Lettings Agents to be regulated for the first time

New legislation requiring letting agents to become part of an approved redress scheme has been approved by the government. Pressure from opposition, industry and consumer groups has led to the move, which is designed to give tenants and landlords improved protection against rogue agents.

The letting industry has a turnover of billions of pounds each year, but up to now there has been no mandatory ombudsman scheme for agents, meaning that tenants and landlords have been left vulnerable and unable to seek redress in the event of any problem. Currently, agents can sign up for self-regulation, but an estimated 40% of letting agents are still without any form of regulation at all.

Bad practices within the industry include hidden fees for minor administration, charging both tenants and landlords for the same service and refusing to respond to tenant’s requests for maintenance.

With almost 5 million households across the UK let to private tenants, this is clearly big news for those renting a property or letting their property out. The new legislation is expected to be enforced by autumn 2013, requiring all agents to sign up to the compulsory redress scheme.
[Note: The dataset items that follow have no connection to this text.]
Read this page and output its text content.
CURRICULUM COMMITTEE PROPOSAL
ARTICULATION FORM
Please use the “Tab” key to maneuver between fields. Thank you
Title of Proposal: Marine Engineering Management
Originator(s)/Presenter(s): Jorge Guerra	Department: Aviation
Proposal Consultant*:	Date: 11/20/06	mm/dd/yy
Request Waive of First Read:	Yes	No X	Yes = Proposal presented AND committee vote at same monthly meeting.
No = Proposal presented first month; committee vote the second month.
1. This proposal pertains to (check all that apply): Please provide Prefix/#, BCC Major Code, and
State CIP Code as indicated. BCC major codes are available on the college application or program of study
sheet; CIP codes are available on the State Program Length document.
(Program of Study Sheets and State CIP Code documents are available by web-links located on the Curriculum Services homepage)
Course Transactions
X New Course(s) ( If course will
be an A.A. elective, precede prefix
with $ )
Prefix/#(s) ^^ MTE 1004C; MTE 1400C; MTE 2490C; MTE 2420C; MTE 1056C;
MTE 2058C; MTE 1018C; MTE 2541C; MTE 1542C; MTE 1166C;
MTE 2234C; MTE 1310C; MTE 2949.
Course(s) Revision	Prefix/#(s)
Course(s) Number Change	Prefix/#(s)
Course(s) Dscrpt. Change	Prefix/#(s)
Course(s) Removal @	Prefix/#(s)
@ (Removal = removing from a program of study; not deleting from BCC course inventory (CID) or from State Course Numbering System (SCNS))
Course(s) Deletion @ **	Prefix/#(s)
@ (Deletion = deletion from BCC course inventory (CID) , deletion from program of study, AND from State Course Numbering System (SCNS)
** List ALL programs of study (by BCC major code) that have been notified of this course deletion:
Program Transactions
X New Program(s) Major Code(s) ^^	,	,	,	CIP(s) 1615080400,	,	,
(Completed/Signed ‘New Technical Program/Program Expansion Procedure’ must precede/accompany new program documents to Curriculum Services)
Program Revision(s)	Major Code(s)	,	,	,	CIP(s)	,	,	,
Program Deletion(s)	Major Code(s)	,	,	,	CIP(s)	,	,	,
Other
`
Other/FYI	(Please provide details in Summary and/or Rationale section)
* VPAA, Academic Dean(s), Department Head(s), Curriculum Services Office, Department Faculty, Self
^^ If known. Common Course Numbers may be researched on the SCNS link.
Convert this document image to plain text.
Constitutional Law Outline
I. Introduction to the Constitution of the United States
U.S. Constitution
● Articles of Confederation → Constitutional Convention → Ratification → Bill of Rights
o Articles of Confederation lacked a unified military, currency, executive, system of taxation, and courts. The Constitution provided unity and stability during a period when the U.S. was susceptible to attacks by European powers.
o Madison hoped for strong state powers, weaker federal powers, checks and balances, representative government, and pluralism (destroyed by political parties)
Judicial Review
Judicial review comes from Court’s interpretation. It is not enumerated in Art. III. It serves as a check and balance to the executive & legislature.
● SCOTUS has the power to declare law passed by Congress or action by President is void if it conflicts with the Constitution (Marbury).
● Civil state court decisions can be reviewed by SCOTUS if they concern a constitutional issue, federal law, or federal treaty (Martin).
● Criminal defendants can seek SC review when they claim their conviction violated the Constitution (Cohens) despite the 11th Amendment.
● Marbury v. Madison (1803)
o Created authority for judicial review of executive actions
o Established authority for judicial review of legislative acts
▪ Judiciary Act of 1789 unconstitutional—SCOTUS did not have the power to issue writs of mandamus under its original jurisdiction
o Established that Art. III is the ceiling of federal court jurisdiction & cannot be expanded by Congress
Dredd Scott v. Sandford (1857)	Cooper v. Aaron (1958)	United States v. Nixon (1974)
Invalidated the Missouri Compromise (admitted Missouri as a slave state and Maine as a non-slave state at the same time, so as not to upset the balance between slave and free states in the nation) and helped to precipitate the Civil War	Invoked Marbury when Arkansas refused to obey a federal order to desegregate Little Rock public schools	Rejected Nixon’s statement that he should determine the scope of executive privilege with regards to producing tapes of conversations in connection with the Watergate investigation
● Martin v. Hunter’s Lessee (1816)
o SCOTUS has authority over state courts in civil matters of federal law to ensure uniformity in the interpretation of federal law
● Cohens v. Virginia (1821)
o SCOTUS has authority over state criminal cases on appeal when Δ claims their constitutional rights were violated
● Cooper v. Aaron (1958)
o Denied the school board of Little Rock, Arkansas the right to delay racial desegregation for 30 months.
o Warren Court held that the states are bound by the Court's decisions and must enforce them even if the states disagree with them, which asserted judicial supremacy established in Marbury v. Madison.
This will reassure tenants and landlords that rents, deposits and maintenance fees are operating within controlled limits and that in the event of a problem there is recourse to address the issue.

Of course there are some instances where the new legislation will fail to have the desired effect. Not all landlords use an agent, so tenants with private landlords won’t have access to the scheme. Similarly there are also criminals operating in this area who accept deposits and up-front payments from would-be tenants before absconding with the money. Thankfully these cases are far outweighed by the number of honest, professional letting agents who will welcome the legislation as a way of regulating the industry.